As she quickly approaches 16, it is hard to believe the young girl who first came to Lighthouse has blossomed into a young woman—a young woman who possesses qualities of kindness and gentility, but also of fire and spunk.
She was just 8 years old when she lost her mother, forcing her to uproot a life that to her was normal and comfortable and settle into a place both foreign and scary.
Kimberly, who was once lost, has found new life and become an irreplaceable part of the Lighthouse family.
She is the oldest of the three girls at the Lighthouse, and often takes the responsibility of leading them—emotionally, spiritually and academically. She has a maturity about her unlike others her age, and, most of the time, is confident in who she is and who she will become.

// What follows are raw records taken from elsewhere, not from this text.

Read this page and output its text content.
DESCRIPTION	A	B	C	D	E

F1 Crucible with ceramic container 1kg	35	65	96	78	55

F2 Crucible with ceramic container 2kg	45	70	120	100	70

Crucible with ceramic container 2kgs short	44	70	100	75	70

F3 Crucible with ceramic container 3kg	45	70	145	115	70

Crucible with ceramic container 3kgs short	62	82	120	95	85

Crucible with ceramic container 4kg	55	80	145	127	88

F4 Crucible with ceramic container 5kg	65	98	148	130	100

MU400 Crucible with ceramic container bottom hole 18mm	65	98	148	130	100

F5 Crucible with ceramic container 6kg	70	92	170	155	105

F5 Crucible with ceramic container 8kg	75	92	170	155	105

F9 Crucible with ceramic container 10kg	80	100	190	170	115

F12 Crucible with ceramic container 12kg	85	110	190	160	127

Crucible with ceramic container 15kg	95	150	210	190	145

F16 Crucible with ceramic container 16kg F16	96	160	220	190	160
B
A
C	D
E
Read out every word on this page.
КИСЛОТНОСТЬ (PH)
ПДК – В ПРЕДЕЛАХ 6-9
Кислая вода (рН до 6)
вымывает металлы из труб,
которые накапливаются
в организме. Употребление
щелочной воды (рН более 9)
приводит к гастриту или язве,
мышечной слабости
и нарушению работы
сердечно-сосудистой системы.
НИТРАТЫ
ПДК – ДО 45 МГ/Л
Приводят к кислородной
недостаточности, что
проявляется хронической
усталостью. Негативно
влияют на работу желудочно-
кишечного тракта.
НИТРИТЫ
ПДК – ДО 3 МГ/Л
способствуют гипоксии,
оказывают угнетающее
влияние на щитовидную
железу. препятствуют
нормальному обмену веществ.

As demonstrated by her close bond with Mama Odette, her caregiver, Kimberly craves affection and attention. But Manmi Dadet, as she is affectionately known, has become much more than a physical protector and provider. She has embraced her role as Kimberly’s mother, offering her advice, consoling her in sadness, and rejoicing with her in gratitude. Without having to be asked, Kimberly is always first to volunteer in the kitchen, helping Odette grate the coconut, peel the potatoes and chop the onions.
Kimberly longs to be needed, often reflected in her relationships because she struggles to know she is loved—perhaps due to the trauma she was dealt and continues to experience from losing her mother, or maybe as a result of a nonexistent relationship with her father who doesn’t care to know her. She has welcomed many people into her life, many of whom have also walked out. To say goodbye so many times would take a toll on anyone, but even more so a child.

But recently, I witnessed the most tangible expression of her heart. In June, the Lighthouse helped me celebrate my 25th birthday. While I didn’t expect anything special, it is always a gift to be with them on this day. Kimberly had, for a couple of weeks, been distant. She didn’t greet me when I came over, nor did she grace me with her hugs which she does so often. She glared in my direction rather than smiled, and chose to build a wall between us. I didn’t need any gifts for my birthday. I just wanted everyone to be happy.
When we finished dinner and ate our cupcakes, the kids began to place gift bags in the middle of the table. Immediately I was overwhelmed. There was not just one bag, but several. I began opening the gifts, each incredibly thoughtful, things I had forgotten I had once I asked for.
Kimberly slid a bag in front of me. This is from me.
As I began to remove the tissue paper, and her gift was revealed beneath, tears filled my eyes. Kimberly and I both love to shop for secondhand clothing on the streets to see what treasures we can find. She had bought for me a romper, one of my favorite items, from one of our regular spots. Despite her frustration and anger toward me, she gifted me something from her heart, one of the best gifts I have ever received.

I love this about Kimberly. I love the way she loves others well. Despite her pain, she always chooses forgiveness, God’s greatest gift to her. She chooses what her society often deems as weakness. She forgets what is behind and presses on toward what is ahead, always in love, always in grace.